Tailoring the Chirality of Microlaser with Topological Structured Chiral Droplets

TL;DR

This paper demonstrates a method to control the chirality of microlaser emission using topologically structured chiral liquid crystal droplets, enabling tunable chiral light sources for advanced photonic applications.

Contribution

It introduces a novel approach to manipulate laser chirality in microcavities through topological transformations in chiral droplets, supported by theoretical analysis and simulations.

Findings

Topological transformations induce different optical chirality strengths.

Lasing intensity varies significantly with circular polarization excitation.

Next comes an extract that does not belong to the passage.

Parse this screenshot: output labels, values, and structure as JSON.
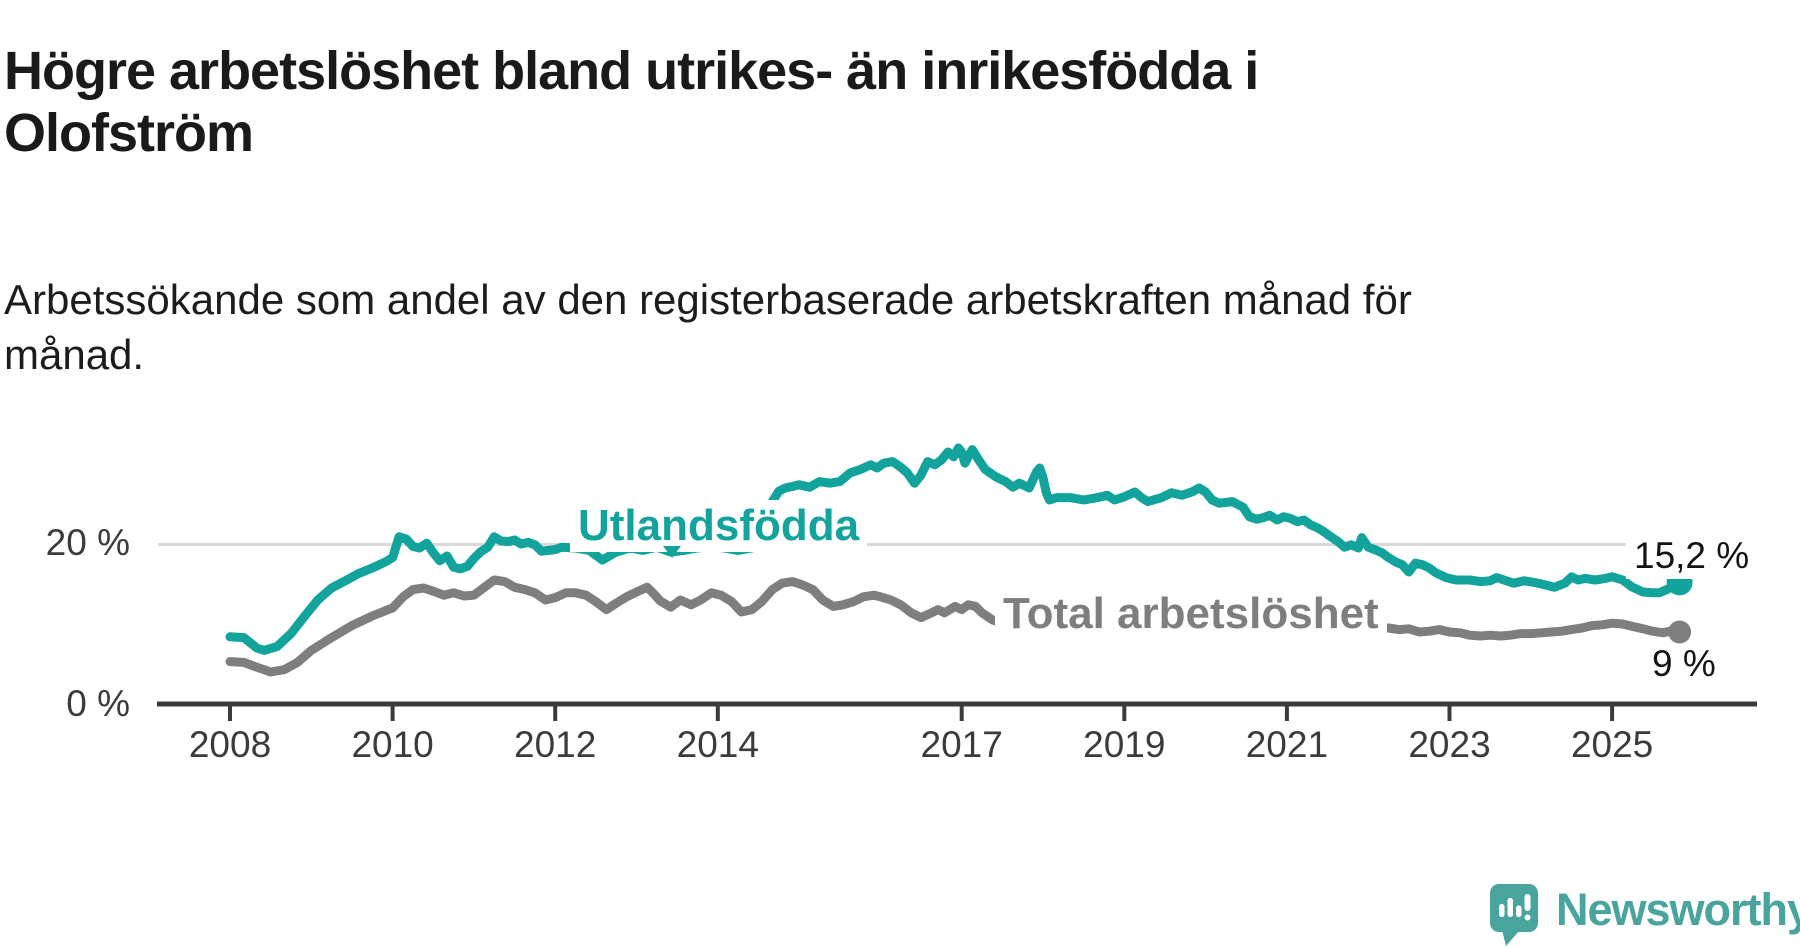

The method offers a new tool for chiral photonics and molecular detection.

Abstract

The generation of chiral laser emission offers promising opportunities for modern photonic applications and the study of chiral light-mater interactions. Despite the great process made in recent years, the direct generation of chiral lasers with controllable chirality remains challenging in a microcavity. This study reports a strategy to control the emission chirality of whispering-gallery-mode organic microlasers with topological-structured chiral liquid crystal droplets. The findings suggest that the topological transformations in a microdroplet can induce different optical chirality strength and lasing polarization characteristics. In particular, the role of optical rotatory power was also investigated under linear and circular polarized excitation, where a vast lasing intensity difference between left/right circular polarized excitation was revealed. Theoretical analysis and simulation were carried out to support the significant findings. This study provides a facile tool for manipulating chiral laser emissions in microcavity, giving inspiration for topological-controlled photonics, chiral optical devices, and chiral molecular detection.